4. Are there any other tools or tricks that can facilitate warm-down?
Yes, as indicated before, other tools can be used, depends on financial that support athletes. More precisely, an ice bath is not expensive, athletes need a bath in which water has a temperature of about 10°C and they stay inside for at least 10 minutes immediately after exercise. Cryotherapy is more expensive, but faster because it needs just 3 minutes exposing the body to hyper-cooled air, ~-160°C. Moreover, a growing body of evidence has focused on the benefits of protein supplements on post-exercise muscle anabolism, which, in theory, could affect the recovery of muscle function. Until now, there are limited, quality experimental data to demonstrate that ingestion of a protein supplement before, during or following an acute bout of exercise or after daily training sessions will attenuate muscle soreness and/or reduce markers of muscle damage.
5. What do we still need to research regarding recovery and warm-down in swimming?

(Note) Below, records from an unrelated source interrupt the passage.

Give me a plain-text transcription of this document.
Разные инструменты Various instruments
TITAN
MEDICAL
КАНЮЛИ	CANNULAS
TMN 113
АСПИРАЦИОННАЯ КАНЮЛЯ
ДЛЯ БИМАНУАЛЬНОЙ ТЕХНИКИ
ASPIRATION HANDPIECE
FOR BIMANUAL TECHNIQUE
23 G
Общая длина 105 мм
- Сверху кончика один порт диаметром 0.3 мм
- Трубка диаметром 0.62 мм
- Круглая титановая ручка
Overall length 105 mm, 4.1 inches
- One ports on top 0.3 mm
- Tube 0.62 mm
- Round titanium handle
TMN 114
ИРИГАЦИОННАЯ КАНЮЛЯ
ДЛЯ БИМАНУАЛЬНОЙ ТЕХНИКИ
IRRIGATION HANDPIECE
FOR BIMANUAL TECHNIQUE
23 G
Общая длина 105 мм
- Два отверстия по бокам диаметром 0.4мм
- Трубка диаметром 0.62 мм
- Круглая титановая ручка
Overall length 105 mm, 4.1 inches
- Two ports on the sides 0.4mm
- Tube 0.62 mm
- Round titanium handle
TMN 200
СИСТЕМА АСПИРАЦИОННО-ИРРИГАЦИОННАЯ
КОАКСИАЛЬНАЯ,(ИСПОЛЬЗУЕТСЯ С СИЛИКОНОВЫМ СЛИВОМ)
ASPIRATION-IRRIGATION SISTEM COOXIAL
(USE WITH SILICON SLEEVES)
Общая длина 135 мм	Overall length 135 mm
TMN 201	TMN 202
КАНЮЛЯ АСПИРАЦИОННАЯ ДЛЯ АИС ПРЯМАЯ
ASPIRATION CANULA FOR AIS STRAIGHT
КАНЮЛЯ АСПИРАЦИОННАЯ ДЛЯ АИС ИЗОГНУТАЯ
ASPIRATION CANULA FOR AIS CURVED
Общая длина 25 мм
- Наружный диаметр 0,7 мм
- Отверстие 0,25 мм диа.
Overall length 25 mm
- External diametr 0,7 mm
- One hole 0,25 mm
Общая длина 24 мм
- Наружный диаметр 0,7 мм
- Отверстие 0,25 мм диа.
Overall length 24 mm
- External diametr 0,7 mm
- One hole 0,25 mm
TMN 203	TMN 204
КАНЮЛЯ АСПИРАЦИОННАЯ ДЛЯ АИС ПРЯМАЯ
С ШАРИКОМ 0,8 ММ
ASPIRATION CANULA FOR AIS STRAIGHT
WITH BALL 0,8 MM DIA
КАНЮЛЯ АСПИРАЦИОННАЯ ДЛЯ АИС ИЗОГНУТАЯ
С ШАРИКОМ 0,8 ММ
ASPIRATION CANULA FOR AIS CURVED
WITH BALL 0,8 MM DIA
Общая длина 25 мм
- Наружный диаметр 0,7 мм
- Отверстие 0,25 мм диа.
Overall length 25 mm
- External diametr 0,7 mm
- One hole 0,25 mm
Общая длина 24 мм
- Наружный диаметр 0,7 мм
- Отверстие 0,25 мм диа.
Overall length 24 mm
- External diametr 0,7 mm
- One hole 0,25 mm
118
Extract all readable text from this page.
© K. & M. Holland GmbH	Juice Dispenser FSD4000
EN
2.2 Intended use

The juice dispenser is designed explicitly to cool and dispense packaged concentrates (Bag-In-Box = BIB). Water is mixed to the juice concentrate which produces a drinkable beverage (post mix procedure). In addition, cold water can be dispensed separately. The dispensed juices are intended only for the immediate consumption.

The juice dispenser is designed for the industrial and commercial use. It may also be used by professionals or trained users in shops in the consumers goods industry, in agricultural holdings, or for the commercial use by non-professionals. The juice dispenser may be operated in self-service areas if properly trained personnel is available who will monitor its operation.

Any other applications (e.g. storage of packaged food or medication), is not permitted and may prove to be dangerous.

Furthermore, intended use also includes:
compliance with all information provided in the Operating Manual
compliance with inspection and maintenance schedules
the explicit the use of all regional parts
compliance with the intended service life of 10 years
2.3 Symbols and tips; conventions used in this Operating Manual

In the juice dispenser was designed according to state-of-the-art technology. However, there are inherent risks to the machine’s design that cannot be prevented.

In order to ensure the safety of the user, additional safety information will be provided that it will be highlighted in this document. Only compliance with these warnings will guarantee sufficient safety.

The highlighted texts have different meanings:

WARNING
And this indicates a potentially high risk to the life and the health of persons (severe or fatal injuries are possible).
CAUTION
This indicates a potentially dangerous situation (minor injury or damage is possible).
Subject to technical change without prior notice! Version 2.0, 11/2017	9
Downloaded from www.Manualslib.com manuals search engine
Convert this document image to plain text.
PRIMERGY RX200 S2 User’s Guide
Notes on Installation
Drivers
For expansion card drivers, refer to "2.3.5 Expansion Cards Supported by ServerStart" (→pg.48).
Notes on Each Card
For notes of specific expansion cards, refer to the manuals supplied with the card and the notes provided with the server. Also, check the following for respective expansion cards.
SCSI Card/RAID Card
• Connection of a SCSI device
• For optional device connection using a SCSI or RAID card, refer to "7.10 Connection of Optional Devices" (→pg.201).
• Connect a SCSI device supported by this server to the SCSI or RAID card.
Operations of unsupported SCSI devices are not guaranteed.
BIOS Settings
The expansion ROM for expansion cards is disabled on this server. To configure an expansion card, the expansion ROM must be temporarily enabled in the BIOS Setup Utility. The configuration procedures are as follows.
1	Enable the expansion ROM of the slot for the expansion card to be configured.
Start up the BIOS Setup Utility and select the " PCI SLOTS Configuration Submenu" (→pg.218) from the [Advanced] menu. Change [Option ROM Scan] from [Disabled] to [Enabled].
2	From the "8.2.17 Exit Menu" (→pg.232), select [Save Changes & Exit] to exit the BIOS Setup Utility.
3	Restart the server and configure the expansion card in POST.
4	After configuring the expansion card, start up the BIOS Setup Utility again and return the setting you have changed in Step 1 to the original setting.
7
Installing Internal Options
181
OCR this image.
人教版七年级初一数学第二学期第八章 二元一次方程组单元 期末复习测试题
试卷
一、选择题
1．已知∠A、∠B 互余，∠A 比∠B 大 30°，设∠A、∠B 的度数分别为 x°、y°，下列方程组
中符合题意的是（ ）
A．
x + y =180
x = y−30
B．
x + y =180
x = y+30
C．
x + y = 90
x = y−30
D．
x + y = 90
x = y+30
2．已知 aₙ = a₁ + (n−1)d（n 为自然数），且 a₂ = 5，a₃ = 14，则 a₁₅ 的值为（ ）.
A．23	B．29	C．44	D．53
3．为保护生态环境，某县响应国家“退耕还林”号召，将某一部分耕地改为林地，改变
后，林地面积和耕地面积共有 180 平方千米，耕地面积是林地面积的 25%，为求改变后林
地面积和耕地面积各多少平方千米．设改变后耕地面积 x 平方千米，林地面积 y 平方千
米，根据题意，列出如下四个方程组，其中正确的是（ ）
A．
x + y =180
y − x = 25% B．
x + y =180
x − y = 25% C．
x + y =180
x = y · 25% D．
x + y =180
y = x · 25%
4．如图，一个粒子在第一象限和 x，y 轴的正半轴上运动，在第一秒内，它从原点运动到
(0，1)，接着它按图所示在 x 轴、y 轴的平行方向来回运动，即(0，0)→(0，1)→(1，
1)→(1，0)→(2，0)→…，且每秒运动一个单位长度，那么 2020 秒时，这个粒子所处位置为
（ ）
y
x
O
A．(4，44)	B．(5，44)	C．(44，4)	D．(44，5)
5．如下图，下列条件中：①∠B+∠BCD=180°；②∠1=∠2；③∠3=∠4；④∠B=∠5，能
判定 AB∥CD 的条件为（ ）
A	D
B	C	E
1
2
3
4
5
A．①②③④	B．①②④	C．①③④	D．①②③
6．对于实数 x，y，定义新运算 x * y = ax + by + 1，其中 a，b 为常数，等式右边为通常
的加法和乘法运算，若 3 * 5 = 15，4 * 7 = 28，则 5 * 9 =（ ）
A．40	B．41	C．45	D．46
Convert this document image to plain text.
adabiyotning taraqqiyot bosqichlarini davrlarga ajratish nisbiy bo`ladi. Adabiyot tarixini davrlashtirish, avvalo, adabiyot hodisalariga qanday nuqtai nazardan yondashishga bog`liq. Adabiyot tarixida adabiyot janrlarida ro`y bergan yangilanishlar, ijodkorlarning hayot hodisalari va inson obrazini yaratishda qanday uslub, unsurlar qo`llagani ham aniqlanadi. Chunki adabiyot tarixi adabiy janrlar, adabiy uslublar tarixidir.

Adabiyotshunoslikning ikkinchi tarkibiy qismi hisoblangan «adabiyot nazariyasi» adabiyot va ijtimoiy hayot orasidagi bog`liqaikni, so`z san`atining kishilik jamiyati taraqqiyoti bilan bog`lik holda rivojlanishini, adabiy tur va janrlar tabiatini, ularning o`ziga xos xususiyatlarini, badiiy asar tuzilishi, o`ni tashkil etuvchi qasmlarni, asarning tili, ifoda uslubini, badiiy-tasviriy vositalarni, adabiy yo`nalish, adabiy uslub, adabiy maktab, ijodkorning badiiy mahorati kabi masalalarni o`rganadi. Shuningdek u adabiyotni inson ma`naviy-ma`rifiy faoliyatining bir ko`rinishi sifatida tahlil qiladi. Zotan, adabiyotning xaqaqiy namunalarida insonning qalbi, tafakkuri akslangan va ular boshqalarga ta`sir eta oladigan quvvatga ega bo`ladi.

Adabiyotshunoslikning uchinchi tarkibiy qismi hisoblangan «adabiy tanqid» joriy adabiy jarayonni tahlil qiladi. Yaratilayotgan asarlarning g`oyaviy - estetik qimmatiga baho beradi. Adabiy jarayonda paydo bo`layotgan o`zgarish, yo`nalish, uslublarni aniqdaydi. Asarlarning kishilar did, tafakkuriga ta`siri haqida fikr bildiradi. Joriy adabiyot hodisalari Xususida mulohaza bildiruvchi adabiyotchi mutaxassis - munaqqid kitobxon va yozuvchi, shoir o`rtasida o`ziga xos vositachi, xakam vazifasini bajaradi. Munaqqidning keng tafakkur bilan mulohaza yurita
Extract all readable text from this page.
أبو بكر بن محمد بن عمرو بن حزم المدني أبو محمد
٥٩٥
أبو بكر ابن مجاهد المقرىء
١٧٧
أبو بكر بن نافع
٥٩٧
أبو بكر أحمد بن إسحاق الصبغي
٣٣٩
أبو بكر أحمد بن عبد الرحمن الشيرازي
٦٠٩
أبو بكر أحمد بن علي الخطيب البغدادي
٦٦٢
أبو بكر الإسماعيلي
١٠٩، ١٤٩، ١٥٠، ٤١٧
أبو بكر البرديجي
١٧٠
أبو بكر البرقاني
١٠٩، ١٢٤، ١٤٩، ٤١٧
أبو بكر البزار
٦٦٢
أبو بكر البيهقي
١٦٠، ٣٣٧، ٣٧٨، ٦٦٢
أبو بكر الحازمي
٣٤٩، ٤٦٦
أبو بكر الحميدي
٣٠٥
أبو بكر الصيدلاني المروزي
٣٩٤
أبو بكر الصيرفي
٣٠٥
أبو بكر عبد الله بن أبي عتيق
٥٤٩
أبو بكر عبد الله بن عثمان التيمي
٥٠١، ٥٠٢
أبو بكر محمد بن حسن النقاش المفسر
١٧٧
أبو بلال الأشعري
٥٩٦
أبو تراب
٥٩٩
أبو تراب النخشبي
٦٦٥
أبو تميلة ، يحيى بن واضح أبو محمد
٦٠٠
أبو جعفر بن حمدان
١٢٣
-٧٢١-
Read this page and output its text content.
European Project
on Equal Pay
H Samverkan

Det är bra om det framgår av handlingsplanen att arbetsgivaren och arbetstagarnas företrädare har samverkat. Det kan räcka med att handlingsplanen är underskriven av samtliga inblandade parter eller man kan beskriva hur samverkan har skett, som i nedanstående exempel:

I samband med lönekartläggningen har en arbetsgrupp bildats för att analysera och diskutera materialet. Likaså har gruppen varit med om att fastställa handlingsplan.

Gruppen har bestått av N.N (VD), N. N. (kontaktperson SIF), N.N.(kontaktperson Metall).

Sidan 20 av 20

More information needs still to be confirmed, and especially on the sport recovery process. For example, just a few days ago I was reading a review in sport recovery in which a novel approach has been proposed (Loch et al., Performance Enhancement & Health, 2019). Loch has focused his review to summarise current knowledge of mental recovery and deviate potential mental recovery strategies for short rest periods in sports. The consideration of potential mental recovery strategies (e.g., breathing techniques, mental imagery, power naps, debriefing, mental detachment) suggests that they appear to have positive effects on mental states such as concentration, attention, vigilance as well as on performance outcomes. Furthermore, since behavioral manifestations (e.g., the decline in physical and mental performance, decrease in time to exhaustion) and psychological manifestations (e.g., perceived exertion) are described as key outcomes of mental fatigue, potential mental recovery strategies aim to counterbalance these signals of fatigue. Loch underlined that there is an apparent lack of evidence on the use and effects of mental recovery strategies in short rest periods relating to sport settings to overcome an acute state of mental fatigue. Scientific findings are available, but beneficial effects still need to be verified for training and competition recovery in relevant sports, such as swimming.